Court Opinion

ID: 6419275
Source: CourtListenerOpinion
Date Created: 2022-06-25 11:58:30.811249+00
Date Added: 2024-06-11T15:51:42.773310
License: Public Domain

Lord, J.
The argument of the defendants’ counsel is based wholly upon the assumption that the defendants were simply the agents of the Commercial Insurance Company of New York, and that their engagements were entered into in behalf of said company, and in no respect were personal engagements. The plaintiff, however, makes no claim upon any contract made by the defendants in behalf of such company. On the other hand he contends that the contract of the defendants was a personal contract with him, and a personal engagement not to deliver the check to the Commercial Insurance Company until the happening of a certain event; that they personally agreed with him that they would so retain the check and not deliver it, and that, in violation of their personal agreement with him, they did deliver it; that such delivery was not only in violation of his rights, but that there was no right in the insurance company to have the check, or the amount of it from the Fitchburg Railroad Company, in whose behalf the plaintiff was acting, and by whom the payment of the amount of the check was to be made.
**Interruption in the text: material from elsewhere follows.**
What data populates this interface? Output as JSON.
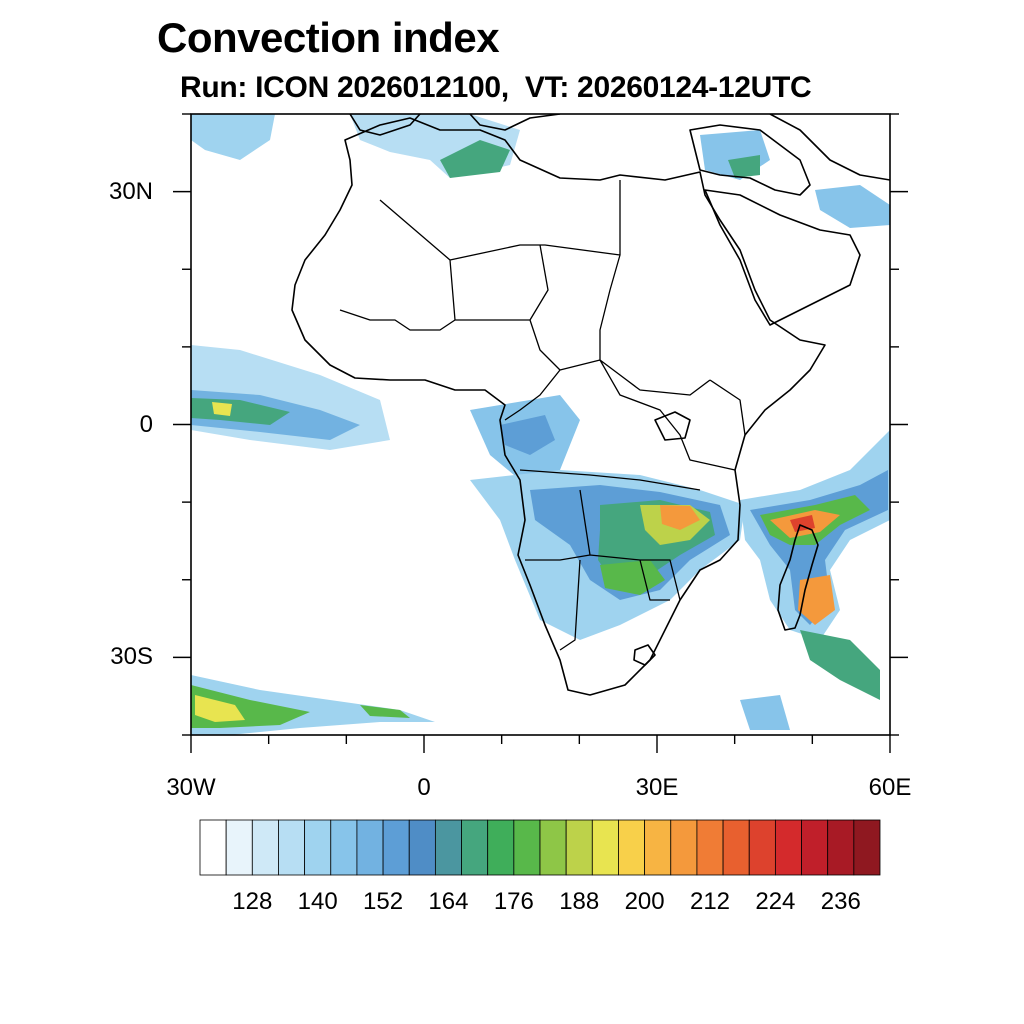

The court instructed the jury that “ if the plaintiff delivered the check to the defendants’ agent, with directions to retain it till the plaintiff could ascertain whether the railroad company would accept the policy, and this condition was communicated to the defendants, and assented to by them, and they agreed to so retain it, and the railroad company rightfully refused to accept the policy, because it did not conform to the application, and this refusal was forthwith communicated to the defendants, and they agreed still to retain the check till corrections could be made in the policy, and the defendants the next morning, in violation of these agreements, gave up the check to the agent of the insurance company, to the injury of the plaintiff, he might-recover in this action; but unless the jury were satisfied that the several propositions above stated were proved, their verdict should be for the defendants.”
*546Certainly these instructions were quite sufficiently favorable to the defendants. If in reality the plaintiff had owed the insurance company the amount of this check, (which was not admitted but denied, and which could not be tried in this action,) and the check had been his own property, (which also does not appear,) the defendants would have had no right against his prohibition to have paid it to the company. The fact that the defendants had but a limited authority to act for the insurance company is important only in relation to contracts in which they acted in behalf of such company, and can have no effect upon any contract which in their own behalf they personally entered into. However competent it might be, as bearing upon the probability of the correctness of the plaintiff’s claim, it is certainly unimportant, if the plaintiff established to the satisfaction of the jury all the facts which the presiding judge ruled that it was necessary for him to establish, in order to entitle him to a verdict. Exceptions overruled.